In realtà molti esponenti del Pd chiedono a gran voce un congresso immediato, che cambi completamente il partito, negli uomini, nel linguaggio e nelle proposte. Il vero nodo da sciogliere, oltre a quello della figura di Renzi, però riguarda la tenuta stessa del partito. Dopo la sconfitta elettorale di marzo più di una volta si è avuta l’impressione che il Pd non sia più una comunità; uno degli aspetti più importanti del percorso congressuale dovrà essere quello di capire se il Pd ha ancora un futuro per come lo conosciamo, oppure se sia preferibile, soprattutto in un contesto non più maggioritario, dare vita a più partiti, magari più piccoli ma più coesi, eventualmente pronti ad allearsi. La convivenza tra le diverse visioni delle varie anime democratiche appare in alcuni momenti assolutamente inconciliabile. Inutile nascondersi che la frattura del prossimo congresso, la linea di scontro tra l’attuale maggioranza e le opposizioni, sarà il ruolo futuro di Matteo Renzi. Un Renzi che, anche dopo la sconfitta elettorale, non ha assolutamente rinunciato a far pesare la sua forza in ogni snodo significativo della vita del partito.

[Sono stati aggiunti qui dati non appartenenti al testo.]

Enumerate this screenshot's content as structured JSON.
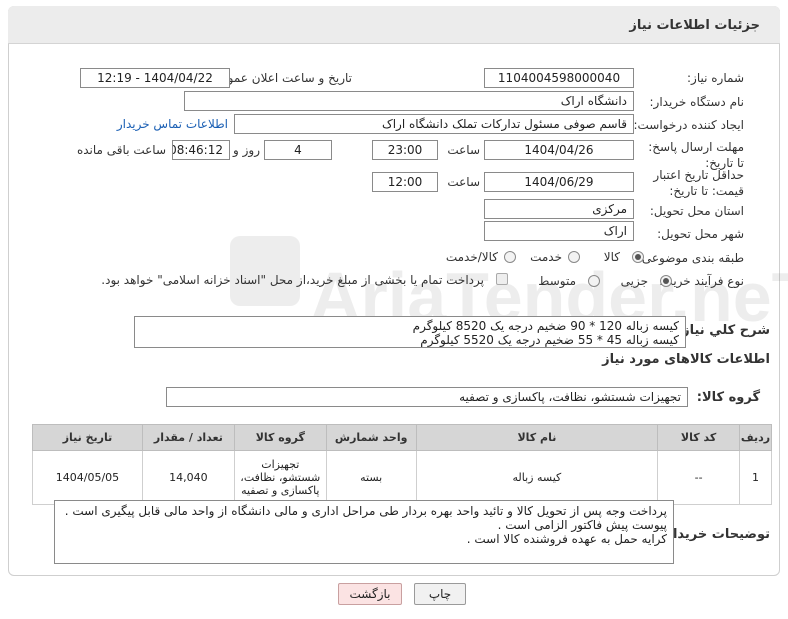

In tutto questo rimane “l’incognita” Calenda, grande fustigatore – almeno su Twitter – del Pd renziano e post-renziano, ma le cui intenzioni rimangono, almeno per ora, un grande punto interrogativo. A questo punto è chiaro che l’ex ministro vuole costruirsi un ruolo da protagonista, forse da leader, nel “fronte repubblicano” che vorrebbe veder nascere. Resta da chiedersi se auspicare la chiusura del Pd sia il modo giusto per costruire le alleanze per raggiungere gli obiettivi che Calenda sembra porsi. Ma sembra arrivato il momento per l’ex ministro di gettare la maschera e giocare a carte scoperte.